So I'm driving through Silver Spring, as you do; and I pass a street sign that makes me smile, as you also do; and that should be the end of it, right? Only NO. Now it has to be a FIC.

Damn street signs. Honestly, I'm just jealous because I've never found one with my name on it.

Oh yeah, also: not my characters, not my car, not my street sign (though not to say I haven't thought about it), and also, I blame Silver Spring.

Road Signs
by Maya Tawi


"Dude, what the hell are you doing?"

"Did you see that?" Dean didn't look at Sam; he was craning his neck out the window, then swerving a sloppy U-turn into oncoming traffic, narrowly missing the fender of a cherry red SUV. Sam gripped the dashboard and reminded himself that Dean's driving still hadn't gotten him killed. Yet.

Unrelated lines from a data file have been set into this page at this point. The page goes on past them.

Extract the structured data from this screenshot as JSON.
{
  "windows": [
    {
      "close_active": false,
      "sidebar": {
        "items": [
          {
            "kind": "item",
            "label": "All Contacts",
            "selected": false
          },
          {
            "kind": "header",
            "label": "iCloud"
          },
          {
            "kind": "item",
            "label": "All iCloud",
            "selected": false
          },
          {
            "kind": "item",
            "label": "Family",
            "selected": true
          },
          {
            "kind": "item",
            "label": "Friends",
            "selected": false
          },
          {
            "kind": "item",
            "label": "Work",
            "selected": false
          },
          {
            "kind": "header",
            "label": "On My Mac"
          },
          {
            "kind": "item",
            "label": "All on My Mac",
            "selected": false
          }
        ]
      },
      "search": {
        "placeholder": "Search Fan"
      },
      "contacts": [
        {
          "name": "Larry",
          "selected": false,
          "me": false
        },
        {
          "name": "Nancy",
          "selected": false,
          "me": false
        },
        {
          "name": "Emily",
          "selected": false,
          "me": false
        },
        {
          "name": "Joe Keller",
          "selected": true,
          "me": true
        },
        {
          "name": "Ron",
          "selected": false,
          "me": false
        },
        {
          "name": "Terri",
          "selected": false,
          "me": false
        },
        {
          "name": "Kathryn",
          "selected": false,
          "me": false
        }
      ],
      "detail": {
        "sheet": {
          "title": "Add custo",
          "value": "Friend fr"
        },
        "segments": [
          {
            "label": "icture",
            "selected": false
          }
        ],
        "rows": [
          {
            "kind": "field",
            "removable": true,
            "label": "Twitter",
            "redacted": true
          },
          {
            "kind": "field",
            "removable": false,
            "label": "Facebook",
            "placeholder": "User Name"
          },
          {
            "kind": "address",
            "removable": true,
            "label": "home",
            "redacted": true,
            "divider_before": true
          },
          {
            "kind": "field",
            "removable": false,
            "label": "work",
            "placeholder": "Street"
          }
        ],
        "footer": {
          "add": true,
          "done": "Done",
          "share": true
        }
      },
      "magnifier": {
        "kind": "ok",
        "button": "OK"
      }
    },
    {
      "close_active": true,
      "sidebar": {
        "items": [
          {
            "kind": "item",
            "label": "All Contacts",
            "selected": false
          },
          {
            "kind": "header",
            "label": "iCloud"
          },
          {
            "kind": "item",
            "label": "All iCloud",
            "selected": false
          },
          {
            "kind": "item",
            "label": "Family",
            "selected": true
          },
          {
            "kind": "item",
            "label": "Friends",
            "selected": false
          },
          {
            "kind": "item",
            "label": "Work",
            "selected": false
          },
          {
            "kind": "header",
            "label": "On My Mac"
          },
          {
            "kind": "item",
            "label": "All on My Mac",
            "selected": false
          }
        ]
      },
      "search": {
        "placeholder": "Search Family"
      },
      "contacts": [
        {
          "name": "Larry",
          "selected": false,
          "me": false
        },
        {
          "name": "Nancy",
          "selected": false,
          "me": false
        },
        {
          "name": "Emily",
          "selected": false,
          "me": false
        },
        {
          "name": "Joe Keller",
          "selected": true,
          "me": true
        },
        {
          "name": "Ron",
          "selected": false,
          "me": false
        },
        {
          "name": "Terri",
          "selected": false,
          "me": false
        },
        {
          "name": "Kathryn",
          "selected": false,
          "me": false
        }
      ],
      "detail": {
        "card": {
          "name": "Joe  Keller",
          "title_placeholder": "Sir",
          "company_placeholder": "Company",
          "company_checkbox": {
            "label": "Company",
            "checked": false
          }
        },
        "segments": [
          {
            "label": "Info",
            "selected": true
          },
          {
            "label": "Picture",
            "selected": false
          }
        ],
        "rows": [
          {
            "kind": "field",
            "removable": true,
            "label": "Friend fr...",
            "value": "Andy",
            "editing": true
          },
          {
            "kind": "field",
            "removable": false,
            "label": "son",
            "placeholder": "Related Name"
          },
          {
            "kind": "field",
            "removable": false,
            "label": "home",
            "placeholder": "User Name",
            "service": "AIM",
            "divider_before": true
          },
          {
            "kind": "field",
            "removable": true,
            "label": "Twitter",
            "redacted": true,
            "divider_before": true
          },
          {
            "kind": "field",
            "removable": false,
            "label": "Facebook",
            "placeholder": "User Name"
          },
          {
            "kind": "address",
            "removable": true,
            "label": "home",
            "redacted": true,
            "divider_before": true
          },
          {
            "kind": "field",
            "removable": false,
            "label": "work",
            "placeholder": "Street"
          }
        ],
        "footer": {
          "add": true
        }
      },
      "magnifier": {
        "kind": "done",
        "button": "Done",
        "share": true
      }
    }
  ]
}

If they'd survived everything else so far just to end up as spare parts strewn across Connecticut Avenue, he was going to kick Dean's ass all the way down to hell.

"See what?" he asked finally, when death proved to be less than imminent, and his brother failed to elaborate. "It's the middle of the day, Dean. Phantom hitchhikers only come out after dark." After two days in suburban Maryland, they'd figured out the figure haunting the two-mile stretch of Aspen Hill definitely wasn't a Woman in White, which was good, Dean said, because he was sick of sequels. Unfortunately, that was all they'd figured out so far. Two nights and they hadn't seen the hitchhiker once yet; a new record, Dean claimed, for boredom in action. Sam just kept his mouth shut and made sure he had plenty of batteries for his book light.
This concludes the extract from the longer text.